Stendere sottile e tagliare dei biscotti della stessa dimensione delle tortine. Cuocere finche’ appena dorato

Per la salsa
Juilenne la buccia di 2 aranche e sbianchire per qualche minuto
Mettere il succo di arancia, le bucce, sale, baccello di vaniglia e riurre a 750 (ricordo lo chef mi ha detto 500)
Passare al colino e tenere la julienne per ecorazione.
Mettere nel frullatore, quando ancora caldo e finire con cubetti freddi di burro. Aggiungere grand Marnier a gusto.
Tenere la salsa tiepida a bagnomarian

Per assemblare

Mettere il disco di shortbread in una teglietta. Aiutandosi con un coltello, far scivolare la I dischetti di pure’ sullo shortbread. Al momento di servire passare in forno ventilato a 200 per un paio di minuti, finche’ la crema e’ tiepida e un po’ gonfia. Spolverare con zucchero a velo (misto di zucchero scuro e a velo), passare con il cannello a gas per caramellare. Decorare con supremes (spicchi di arancia a vivo) e lamponi, e qualche cucchiaiata di crema.

Cheesecake alle fragole


Una ghottoneria autentica..dalle mille varianti...alle fragole, ai frutti di bosco, all'arancia...
Ho realizzato la decorazione utilizzando degli spicchi di cioccolato bianco caramellati, fragole, petali di rosa, roselline bianche, cioccolatini al cocco e cioccolato bianco, bacche e rametti di nocciolo..

Ecco la ricetta:

Base:
250 gr di biscotti Digestive sbriciolati
50 gr zucchero di canna
50 gr burro

Mescolare il tutto e disporlo sul fondo di una tortiera a cerniera. Infornare per 15 minuti.

Intanto far ammorbidire in acqua fredda i fogli di gelatina di pesce (1 bustina). Strizzarli e scioglierli a bagnomaria con 50 ml di succo di limone. Mescolare 600 gr di Philadelphia con 2 uova, 200 gr di zucchero, la gelatina e 500 gr di panna montata. Mettere nella tortiera, sopra al fondo ormai cotto e mettere in frigo. Prima di servire aggiungere la copertura con frutta, cioccolata o marmellata a piacere.

Torta caprese


L'occasione era un pranzo con amici appassionati del mondo dell'equitazione....così, visto il tema...basta un poco di zucchero e...la carissima Lydia che mi ha fornito la "formuletta magica":

200 gr di cioccolata fondente
200 gr di mandorle con la pelle
200 gr di burro
200 gr di zucchero
5 uova
2 fialette di essenza di mandorle
1 bustina di vanillina

Tritare le mandorle con lo zucchero, sciogliere il cioccolato con il burro, sbattere i tuorli. Mescolare tutti gli ingredienti e aggiungere alla fine gli albumi montati a neve. Infornare in forno già caldo per 10 min a 200° e per 40 min a 170°. Teglia da 24 cm.
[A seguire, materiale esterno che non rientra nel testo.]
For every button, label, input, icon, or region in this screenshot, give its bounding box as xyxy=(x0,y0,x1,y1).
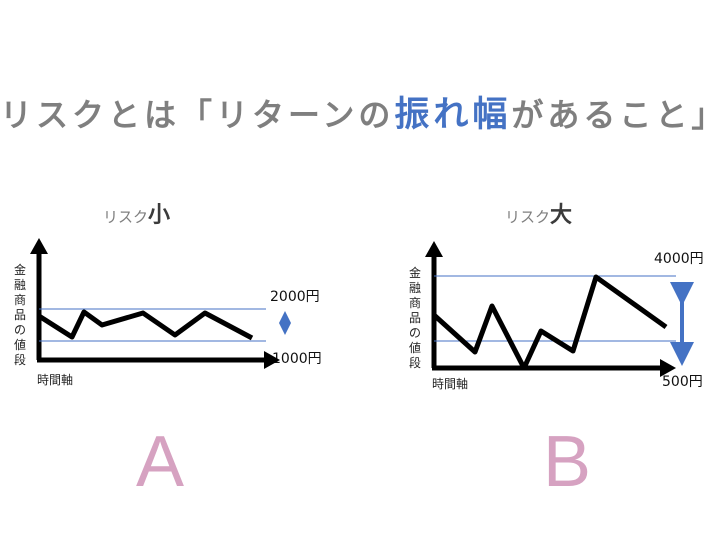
panel-b-lower-value: 500円 xyxy=(662,374,703,390)
panel-a-upper-value: 2000円 xyxy=(270,289,320,305)
panel-b-y-arrowhead xyxy=(425,241,443,257)
panel-a-letter: A xyxy=(136,422,185,502)
panel-b-title-emphasis: 大 xyxy=(550,203,573,228)
title-prefix: リスクとは「リターンの xyxy=(0,96,395,134)
panel-b-y-axis-label: 金融商品の値段 xyxy=(408,266,421,370)
panel-a-x-axis-label: 時間軸 xyxy=(37,373,74,387)
panel-a-y-arrowhead xyxy=(30,238,48,254)
panel-b-x-arrowhead xyxy=(660,359,676,377)
panel-a-y-axis-label: 金融商品の値段 xyxy=(13,263,26,367)
panel-a-title-prefix: リスク xyxy=(103,208,149,226)
panel-a-lower-value: 1000円 xyxy=(272,351,322,367)
panel-b-letter: B xyxy=(543,422,592,502)
panel-b-price-line xyxy=(432,274,668,371)
slide-title: リスクとは「リターンの振れ幅があること」 xyxy=(0,86,720,137)
panel-a-x-arrowhead xyxy=(264,351,280,369)
panel-b-axes xyxy=(425,241,676,377)
panel-a-range-marker xyxy=(279,311,291,335)
panel-b-x-axis-label: 時間軸 xyxy=(432,377,469,391)
panel-a-title-emphasis: 小 xyxy=(148,203,171,228)
title-suffix: があること」 xyxy=(511,96,720,134)
panel-b-title-prefix: リスク xyxy=(505,208,551,226)
panel-a-axes xyxy=(30,238,280,369)
title-highlight: 振れ幅 xyxy=(394,95,512,135)
panel-a-price-line xyxy=(37,309,254,341)
panel-a-title: リスク小 xyxy=(103,197,170,229)
panel-b-title: リスク大 xyxy=(505,197,572,229)
panel-b-upper-value: 4000円 xyxy=(654,251,704,267)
Per la versione al limone (la mia preferita!!!) sostituire al cioccolato fondente il cioccolato bianco, utilizzare solo 150 gr di burro e 170 gr di zucchero e aromatizzare con 2 fialette al limone, limoncello o buccia d'arancia.


..."formuletta magica"che da allora è spesso comparsa tra forni e fornelli...ecco la versione realizzata per la festa di laurea della mia amica Elisa..




La storia racconta...
La Torta Caprese, diffusa oltre che a Capri anche nella penisola sorrentina e in Costiera Amalfitana, ha origini non molto chiare, ma sembra forte la convinzione da parte di molti abitanti del luogo che sia nata per caso, negli anni venti, nel laboratorio di un artigiano dell'isola. Una creazione involontaria quindi, poichè il cuoco Carmine Di Fiore, narra la leggenda, avrebbe dimenticato di mettere la farina in una torta di mandorle preparata per dei turisti americani. Un errore imperdonabile si direbbe per un professionista del settore, ma che ha lanciato un mito, rendendo la torta caprese uno dei simboli della cucina isolana.